1 Nov 2025 11:18

Finance Ministry comes back to plans to place yuan-denominated bonds, could place before end of year - media

MOSCOW. Nov 1 (Interfax) - The Russian Finance Ministry has more than once announced plans to issue yuan-denominated bonds, and they have not yet been implemented, but it could place them before the end of this year, Reuters said, citing sources from the financial market and the ministry.

The provisional placement date will be the beginning of December and the Finance Ministry is hoping to attract a large circle of investors, from bankers and managing companies to brokers operating on the retail clients market, a ministry representative told Reuters. There could be several placements, each amounting to the equivalent of 100 billion rubles.

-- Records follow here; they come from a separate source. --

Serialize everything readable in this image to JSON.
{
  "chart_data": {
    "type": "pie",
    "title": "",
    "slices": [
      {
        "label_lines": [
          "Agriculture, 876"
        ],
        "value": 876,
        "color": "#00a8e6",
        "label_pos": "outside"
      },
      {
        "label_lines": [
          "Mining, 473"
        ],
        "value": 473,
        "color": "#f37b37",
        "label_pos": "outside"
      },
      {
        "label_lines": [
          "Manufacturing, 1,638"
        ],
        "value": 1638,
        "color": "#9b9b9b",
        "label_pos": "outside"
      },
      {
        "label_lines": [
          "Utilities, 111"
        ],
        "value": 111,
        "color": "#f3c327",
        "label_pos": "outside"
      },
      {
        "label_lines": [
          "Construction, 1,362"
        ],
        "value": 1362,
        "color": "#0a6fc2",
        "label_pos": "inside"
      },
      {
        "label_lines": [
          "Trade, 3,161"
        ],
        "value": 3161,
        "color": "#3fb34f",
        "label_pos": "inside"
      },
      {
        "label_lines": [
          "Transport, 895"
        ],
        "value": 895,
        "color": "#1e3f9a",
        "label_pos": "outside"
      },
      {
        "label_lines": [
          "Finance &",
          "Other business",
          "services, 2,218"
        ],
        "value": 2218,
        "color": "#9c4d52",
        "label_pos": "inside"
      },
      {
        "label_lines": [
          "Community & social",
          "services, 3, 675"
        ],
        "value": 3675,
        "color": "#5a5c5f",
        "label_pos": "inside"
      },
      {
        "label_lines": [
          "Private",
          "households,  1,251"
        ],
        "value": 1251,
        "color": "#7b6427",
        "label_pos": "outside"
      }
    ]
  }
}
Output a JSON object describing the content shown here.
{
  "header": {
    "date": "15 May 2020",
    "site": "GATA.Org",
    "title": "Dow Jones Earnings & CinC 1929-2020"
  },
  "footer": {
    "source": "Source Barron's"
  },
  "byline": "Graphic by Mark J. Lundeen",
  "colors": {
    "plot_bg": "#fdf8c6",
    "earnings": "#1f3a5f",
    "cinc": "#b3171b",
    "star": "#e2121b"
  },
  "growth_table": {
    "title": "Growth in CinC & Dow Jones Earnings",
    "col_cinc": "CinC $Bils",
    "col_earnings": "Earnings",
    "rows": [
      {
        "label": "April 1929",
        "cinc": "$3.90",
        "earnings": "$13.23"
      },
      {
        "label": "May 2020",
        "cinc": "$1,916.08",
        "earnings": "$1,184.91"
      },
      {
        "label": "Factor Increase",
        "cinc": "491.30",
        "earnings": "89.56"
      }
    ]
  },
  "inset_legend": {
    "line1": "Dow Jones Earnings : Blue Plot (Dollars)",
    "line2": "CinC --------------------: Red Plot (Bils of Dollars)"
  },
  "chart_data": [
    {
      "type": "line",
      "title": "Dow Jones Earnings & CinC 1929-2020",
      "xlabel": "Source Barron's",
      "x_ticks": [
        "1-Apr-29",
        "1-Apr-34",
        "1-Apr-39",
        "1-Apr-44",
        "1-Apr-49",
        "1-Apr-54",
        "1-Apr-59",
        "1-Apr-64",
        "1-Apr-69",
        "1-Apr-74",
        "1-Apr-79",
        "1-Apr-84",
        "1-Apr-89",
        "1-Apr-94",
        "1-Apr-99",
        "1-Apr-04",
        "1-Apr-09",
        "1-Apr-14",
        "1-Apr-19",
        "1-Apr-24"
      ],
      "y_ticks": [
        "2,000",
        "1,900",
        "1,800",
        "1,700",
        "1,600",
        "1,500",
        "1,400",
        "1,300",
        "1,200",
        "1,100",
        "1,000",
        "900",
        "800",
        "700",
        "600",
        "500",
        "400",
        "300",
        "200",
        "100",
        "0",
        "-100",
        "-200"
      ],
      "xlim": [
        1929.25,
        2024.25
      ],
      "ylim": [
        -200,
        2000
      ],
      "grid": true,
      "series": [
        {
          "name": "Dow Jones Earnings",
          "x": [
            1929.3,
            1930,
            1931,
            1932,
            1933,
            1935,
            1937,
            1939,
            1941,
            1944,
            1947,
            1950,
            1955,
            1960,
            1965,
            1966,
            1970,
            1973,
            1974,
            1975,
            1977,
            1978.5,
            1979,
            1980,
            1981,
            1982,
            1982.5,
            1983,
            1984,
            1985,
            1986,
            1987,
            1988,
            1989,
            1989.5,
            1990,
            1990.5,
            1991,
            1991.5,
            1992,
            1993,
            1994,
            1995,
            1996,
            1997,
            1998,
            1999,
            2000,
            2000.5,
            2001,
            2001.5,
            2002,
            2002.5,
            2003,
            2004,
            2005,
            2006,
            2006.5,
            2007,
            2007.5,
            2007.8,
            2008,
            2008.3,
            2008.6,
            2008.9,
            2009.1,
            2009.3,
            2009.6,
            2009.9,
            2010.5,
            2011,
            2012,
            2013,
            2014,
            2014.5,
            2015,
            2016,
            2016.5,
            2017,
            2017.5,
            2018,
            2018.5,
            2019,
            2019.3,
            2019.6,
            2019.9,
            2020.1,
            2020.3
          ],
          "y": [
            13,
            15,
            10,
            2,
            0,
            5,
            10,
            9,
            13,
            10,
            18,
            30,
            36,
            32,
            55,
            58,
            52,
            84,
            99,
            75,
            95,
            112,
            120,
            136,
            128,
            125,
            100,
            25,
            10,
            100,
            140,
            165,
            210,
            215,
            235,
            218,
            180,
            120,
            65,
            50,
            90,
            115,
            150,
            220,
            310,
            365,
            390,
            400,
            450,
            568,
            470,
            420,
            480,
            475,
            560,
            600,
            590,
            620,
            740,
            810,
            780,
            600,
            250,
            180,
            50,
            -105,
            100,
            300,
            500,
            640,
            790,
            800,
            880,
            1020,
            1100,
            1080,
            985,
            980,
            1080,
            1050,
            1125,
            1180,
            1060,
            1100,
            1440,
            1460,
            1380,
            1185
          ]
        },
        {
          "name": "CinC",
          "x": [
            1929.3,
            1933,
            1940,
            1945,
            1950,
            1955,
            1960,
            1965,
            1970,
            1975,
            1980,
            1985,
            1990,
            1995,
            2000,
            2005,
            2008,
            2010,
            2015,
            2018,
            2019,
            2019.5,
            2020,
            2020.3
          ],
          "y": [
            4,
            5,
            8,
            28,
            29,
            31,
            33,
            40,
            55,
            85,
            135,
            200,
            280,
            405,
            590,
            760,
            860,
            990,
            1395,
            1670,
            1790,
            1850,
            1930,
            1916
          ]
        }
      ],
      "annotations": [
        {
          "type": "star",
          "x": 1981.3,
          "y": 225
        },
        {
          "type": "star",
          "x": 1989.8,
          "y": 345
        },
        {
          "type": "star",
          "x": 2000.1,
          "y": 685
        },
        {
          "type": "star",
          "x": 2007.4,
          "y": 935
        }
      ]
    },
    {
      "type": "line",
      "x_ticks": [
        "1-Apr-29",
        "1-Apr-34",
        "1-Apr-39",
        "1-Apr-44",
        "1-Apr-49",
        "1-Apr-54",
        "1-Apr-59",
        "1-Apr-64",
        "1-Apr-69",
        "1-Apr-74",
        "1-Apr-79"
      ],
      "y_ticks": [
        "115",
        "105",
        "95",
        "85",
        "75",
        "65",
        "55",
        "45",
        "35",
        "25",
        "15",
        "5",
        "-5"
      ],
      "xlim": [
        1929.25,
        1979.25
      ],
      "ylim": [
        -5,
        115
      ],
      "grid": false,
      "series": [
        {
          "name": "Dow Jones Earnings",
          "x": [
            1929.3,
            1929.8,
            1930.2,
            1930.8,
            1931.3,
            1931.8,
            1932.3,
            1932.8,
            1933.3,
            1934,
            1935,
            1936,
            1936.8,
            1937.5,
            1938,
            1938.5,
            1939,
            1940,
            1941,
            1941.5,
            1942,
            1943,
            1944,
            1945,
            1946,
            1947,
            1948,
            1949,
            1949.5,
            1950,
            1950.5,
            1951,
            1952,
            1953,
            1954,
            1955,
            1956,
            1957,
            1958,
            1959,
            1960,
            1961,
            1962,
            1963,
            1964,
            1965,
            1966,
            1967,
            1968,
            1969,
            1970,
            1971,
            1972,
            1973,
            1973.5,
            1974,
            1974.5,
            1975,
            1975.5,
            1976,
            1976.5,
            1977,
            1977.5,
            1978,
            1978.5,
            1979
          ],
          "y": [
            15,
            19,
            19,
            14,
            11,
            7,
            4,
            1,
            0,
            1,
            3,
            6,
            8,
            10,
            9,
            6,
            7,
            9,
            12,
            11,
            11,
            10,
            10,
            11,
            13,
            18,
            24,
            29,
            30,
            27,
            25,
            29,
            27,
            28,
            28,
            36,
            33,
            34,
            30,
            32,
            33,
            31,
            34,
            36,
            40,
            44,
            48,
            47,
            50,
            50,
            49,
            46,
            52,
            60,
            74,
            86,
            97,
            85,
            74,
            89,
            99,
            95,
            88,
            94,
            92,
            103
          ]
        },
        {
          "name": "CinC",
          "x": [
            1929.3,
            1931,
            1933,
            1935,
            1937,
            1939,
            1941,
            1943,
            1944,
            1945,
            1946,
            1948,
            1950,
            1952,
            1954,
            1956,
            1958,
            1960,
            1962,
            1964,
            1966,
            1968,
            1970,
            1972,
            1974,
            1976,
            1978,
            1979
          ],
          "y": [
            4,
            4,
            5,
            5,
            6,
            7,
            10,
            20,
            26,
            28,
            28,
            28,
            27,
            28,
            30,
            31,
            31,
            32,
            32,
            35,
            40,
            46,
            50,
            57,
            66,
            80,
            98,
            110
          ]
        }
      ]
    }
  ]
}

The Finance Ministry first announced plans to place yuan-denominated bonds on the Moscow Exchange in November 2015. This has been a regular topic of discussion since then.

It was initially planned that the bonds would be placed on the Moscow Exchange and the buyers would be large investors from mainland China. Representatives from the Finance Ministry said that this placement option had been complicated by the need to solve regulatory issues, partly relating to restrictions on Chinese investors purchasing foreign securities.

At the end of 2017, sources from Western and Russian media said that the Russian Finance Ministry would place the yuan-denominated bonds in a matter of weeks. Though the transaction did not take place in the end, these plans have not fallen off the agenda.

Timur Maximov, then Deputy Finance Minister and responsible for overseeing borrowing, said in September 2022 that the Finance Ministry had two models for placing yuan-denominated bonds. The first was more complicated and required the participation of Chinese investors. The second involved placing yuan-denominated bonds for local Russian investors. He said that this model could make sense if the federal budget starts financing its foreign currency operations in yuan, as the placement of yuan-denominated bonds means moving free yuan liquidity to budget accounts.